Pierwsza zagadka ma charakter poetycki. Kto jest autorem tych często cytowanych słów?
Zły to ptak co własne gniazdo kala…
Powszechnie przypisuje się tę frazę Norwidowi. Autorem tych słów jest Shakespeare i pochodzą one z komedii Jak się wam podoba. A co ma z nimi wspólnego Norwid? Norwid jest autorem podobnych słów, ale o zupełnie innym znaczeniu.
Czy ten ptak kala gniazdo, co je kala,
Czy ten, co mówić o tem nie pozwala?
Ciekawi mogą przeczytać całośc wiersza. Dla leniwych interpretacja dwuwiersza przeprowadzona oczywiście przez niezastąpiony ChatGPT.
Interpretacja:
Norwid zadaje tu pytanie retoryczne, które podważa obiegowe przekonanie, że mówienie o problemach własnego kraju jest niepatriotyczne. W jego wersji:
„Ptak, co kala gniazdo” – symbolizuje osobę, która faktycznie szkodzi ojczyźnie: krzywdzi ją swoim postępowaniem, decyzjami, zdradą, korupcją itd.
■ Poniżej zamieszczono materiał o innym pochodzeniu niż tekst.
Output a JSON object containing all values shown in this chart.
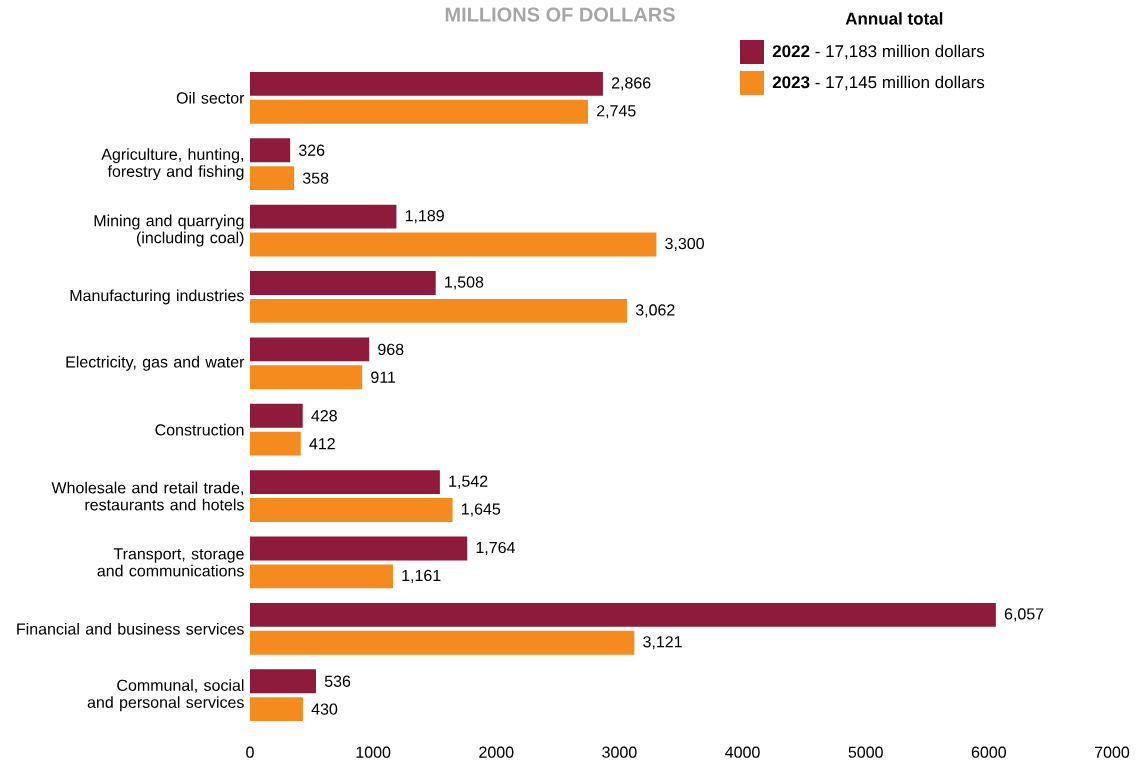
{
  "chart_data": {
    "type": "bar",
    "orientation": "horizontal",
    "title": "MILLIONS OF DOLLARS",
    "legend_title": "Annual total",
    "legend": "top right",
    "categories": [
      "Oil sector",
      "Agriculture, hunting, forestry and fishing",
      "Mining and quarrying (including coal)",
      "Manufacturing industries",
      "Electricity, gas and water",
      "Construction",
      "Wholesale and retail trade, restaurants and hotels",
      "Transport, storage and communications",
      "Financial and business services",
      "Communal, social and personal services"
    ],
    "series": [
      {
        "name": "**2022** - 17,183 million dollars",
        "color": "#8e1b3b",
        "values": [
          2866,
          326,
          1189,
          1508,
          968,
          428,
          1542,
          1764,
          6057,
          536
        ],
        "value_labels": [
          "2,866",
          "326",
          "1,189",
          "1,508",
          "968",
          "428",
          "1,542",
          "1,764",
          "6,057",
          "536"
        ]
      },
      {
        "name": "**2023** - 17,145 million dollars",
        "color": "#f58b1f",
        "values": [
          2745,
          358,
          3300,
          3062,
          911,
          412,
          1645,
          1161,
          3121,
          430
        ],
        "value_labels": [
          "2,745",
          "358",
          "3,300",
          "3,062",
          "911",
          "412",
          "1,645",
          "1,161",
          "3,121",
          "430"
        ]
      }
    ],
    "xlim": [
      0,
      7000
    ],
    "xticks": [
      0,
      1000,
      2000,
      3000,
      4000,
      5000,
      6000,
      7000
    ]
  }
}
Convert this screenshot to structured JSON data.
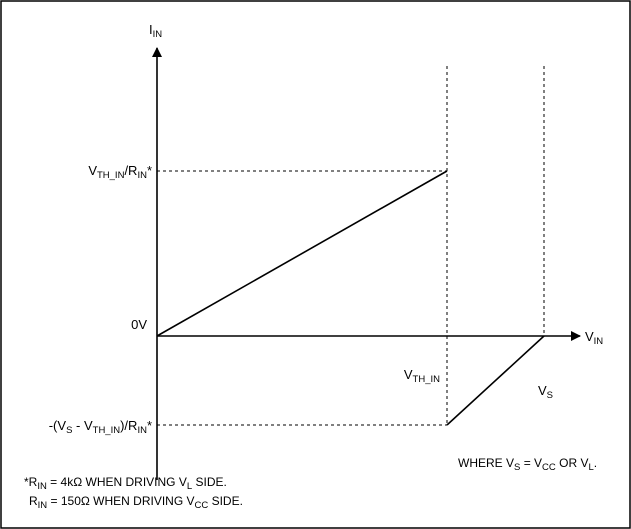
{
  "diagram": {
    "y_axis": {
      "main": "I",
      "sub": "IN"
    },
    "x_axis": {
      "main": "V",
      "sub": "IN"
    },
    "labels": {
      "upper_level": [
        {
          "t": "V",
          "s": false
        },
        {
          "t": "TH_IN",
          "s": true
        },
        {
          "t": "/R",
          "s": false
        },
        {
          "t": "IN",
          "s": true
        },
        {
          "t": "*",
          "s": false
        }
      ],
      "zero": [
        {
          "t": "0V",
          "s": false
        }
      ],
      "lower_level": [
        {
          "t": "-(V",
          "s": false
        },
        {
          "t": "S",
          "s": true
        },
        {
          "t": " - V",
          "s": false
        },
        {
          "t": "TH_IN",
          "s": true
        },
        {
          "t": ")/R",
          "s": false
        },
        {
          "t": "IN",
          "s": true
        },
        {
          "t": "*",
          "s": false
        }
      ],
      "vth_marker": [
        {
          "t": "V",
          "s": false
        },
        {
          "t": "TH_IN",
          "s": true
        }
      ],
      "vs_marker": [
        {
          "t": "V",
          "s": false
        },
        {
          "t": "S",
          "s": true
        }
      ],
      "where_note": [
        {
          "t": "WHERE V",
          "s": false
        },
        {
          "t": "S",
          "s": true
        },
        {
          "t": " = V",
          "s": false
        },
        {
          "t": "CC",
          "s": true
        },
        {
          "t": " OR V",
          "s": false
        },
        {
          "t": "L",
          "s": true
        },
        {
          "t": ".",
          "s": false
        }
      ],
      "footnote_1": [
        {
          "t": "*R",
          "s": false
        },
        {
          "t": "IN",
          "s": true
        },
        {
          "t": " = 4kΩ WHEN DRIVING V",
          "s": false
        },
        {
          "t": "L",
          "s": true
        },
        {
          "t": " SIDE.",
          "s": false
        }
      ],
      "footnote_2": [
        {
          "t": "R",
          "s": false
        },
        {
          "t": "IN",
          "s": true
        },
        {
          "t": " = 150Ω WHEN DRIVING V",
          "s": false
        },
        {
          "t": "CC",
          "s": true
        },
        {
          "t": " SIDE.",
          "s": false
        }
      ]
    },
    "colors": {
      "line": "#000000",
      "background": "#ffffff"
    }
  }
}
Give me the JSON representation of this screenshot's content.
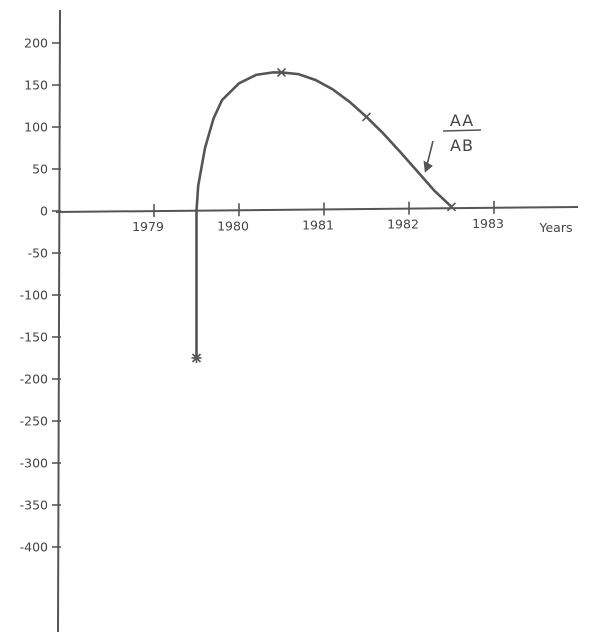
{
  "chart_data": {
    "type": "line",
    "title": "",
    "xlabel": "Years",
    "ylabel": "",
    "x_ticks": [
      1979,
      1980,
      1981,
      1982,
      1983
    ],
    "x_tick_labels": [
      "1979",
      "1980",
      "1981",
      "1982",
      "1983"
    ],
    "y_ticks": [
      200,
      150,
      100,
      50,
      0,
      -50,
      -100,
      -150,
      -200,
      -250,
      -300,
      -350,
      -400
    ],
    "y_tick_labels": [
      "200",
      "150",
      "100",
      "50",
      "0",
      "-50",
      "-100",
      "-150",
      "-200",
      "-250",
      "-300",
      "-350",
      "-400"
    ],
    "xlim": [
      1978.0,
      1983.6
    ],
    "ylim": [
      -400,
      200
    ],
    "grid": false,
    "series": [
      {
        "name": "",
        "curve_x": [
          1979.5,
          1979.5,
          1979.5,
          1979.52,
          1979.6,
          1979.7,
          1979.8,
          1980.0,
          1980.2,
          1980.4,
          1980.5,
          1980.7,
          1980.9,
          1981.1,
          1981.3,
          1981.5,
          1981.7,
          1981.9,
          1982.1,
          1982.3,
          1982.5
        ],
        "curve_y": [
          -175,
          -60,
          0,
          30,
          75,
          110,
          132,
          152,
          162,
          165,
          165,
          163,
          156,
          145,
          130,
          112,
          92,
          70,
          47,
          24,
          5
        ],
        "marker_x": [
          1979.5,
          1980.5,
          1981.5,
          1982.5
        ],
        "marker_y": [
          -175,
          165,
          112,
          5
        ],
        "marker_symbols": [
          "asterisk",
          "x",
          "x",
          "x"
        ]
      }
    ],
    "annotation": {
      "numerator": "AA",
      "denominator": "AB",
      "target": [
        1982.1,
        50
      ]
    }
  }
}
„Ten, co mówić o tem nie pozwala” – to ten, kto cenzuruje, tłumi prawdę, nie pozwala krytykować złych rzeczy, które dzieją się w ojczyźnie.
Norwid odwraca znane powiedzenie „nie kala się własnego gniazda”, sugerując, że prawdziwym winowajcą nie jest ten, kto mówi o złu, ale ten, kto to zło popełnia – oraz ten, kto nie pozwala o nim mówić.
Szerszy kontekst:
W czasach Norwida Polska była pod zaborami, a społeczeństwo żyło w ogromnym rozdarciu między potrzebą walki o niepodległość a rezygnacją i oportunizmem. W tych warunkach szczera, często gorzka krytyka była uważana przez niektórych za zdradę, za „kalanie gniazda”. Norwid jednak broni prawa do krytyki jako formy troski i miłości do ojczyzny.
Współczesna aktualność:
To pytanie pozostaje niezwykle aktualne również dziś – dotyczy problemu wolności słowa, prawa do krytyki władzy, czy ujawniania niewygodnych prawd. Norwid stawia etyczne pytanie: czy bardziej szkodzi ojczyźnie ten, kto dopuszcza się zła, czy ten, kto domaga się prawdy?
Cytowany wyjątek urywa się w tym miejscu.